At De Anza High School’s law academy, students get preparation for professional world
on October 7, 2014
As the school bell rings, students at De Anza High School stream into the hallways and make their way to their next class. For a few students, this next class is a law academy, where they learn the foundational skills of the legal profession.
De Anza’s three-year-old law academy brings in practicing Bay Area lawyers to give students a real-life view of the legal world. Local district attorneys visit the classroom to mentor students and provide legal insights. The program is designed to give students a head start on a legal career, and it has already made an impact, with several students saying they intend to pursue legal studies.
“I feel like I’m an adult… I feel like I’m in the real world,” said Sonia Shakeel, a De Anza junior in her second year of the program.
Ariel Vega, a junior also in his second year of the program says the academy is only the beginning: he plans on continuing to study law after high school.
All De Anza freshmen have the opportunity to choose one of four academies to enroll in during their sophomore year. Besides law, options include a health academy, Information Technology Communication Education (ITCA), and Reserve Officers’ Training Corps (ROTC). Students can switch from one academy to another during their junior or senior year.
The law academy builds in diversity. As a federally funded program, it must roughly consist of an enrollment of fifty percent honor roll students and fifty percent at-risk students. The law academy currently has 120 students enrolled in the class.
Students say they are pleased with the instructors. De Anza senior and third year law academy student, Angelina Quilici praised her teacher, Tahitia Dean. “Ms. Dean is the type of teacher who, if you’re not inclined to learn, will push you and make things interesting for you to learn. She’s more than accommodating to help you succeed… and tries to bring [out] the best qualities of every person, despite if they’re at-risk or an honor student.”
Each year a big event on the law academy calendar is the mock trial competition.

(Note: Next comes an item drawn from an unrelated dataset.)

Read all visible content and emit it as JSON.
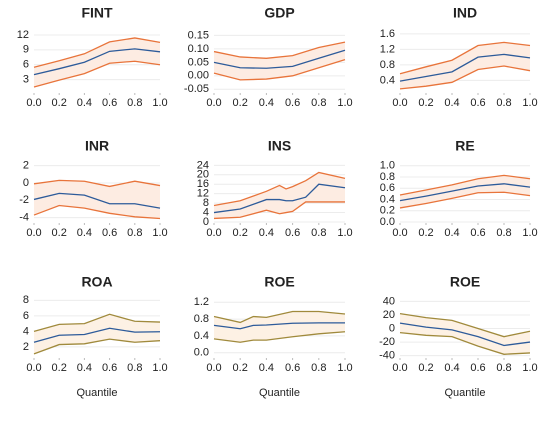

Last year, De Anza placed second in West Contra Costa Unified School District’s (WCCUSD) Mock Trial competition, which involved five high schools. District attorneys score the teams.
“It’s the most rewarding experience,” said Quilici. “[Mock trials] have helped me be able to be confident in front of any group of people.”
In preparation for their mock trial competition this February, law academy students are studying case briefings and auditioning in various roles, such as being the case’s lead attorney.
The law academy is not only introducing students to the profession, but it may be the training ground for Richmond’s next district attorney.
Next week the law academy’s future building is expected to be named for former Alameda County Superior Court judge Henry Ramsey Jr. The late judge was the father of Charles Ramsey, President of the West Contra Costa Unified School District Board of Education.
The renaming will be recommended to the full Board of Education on October 15.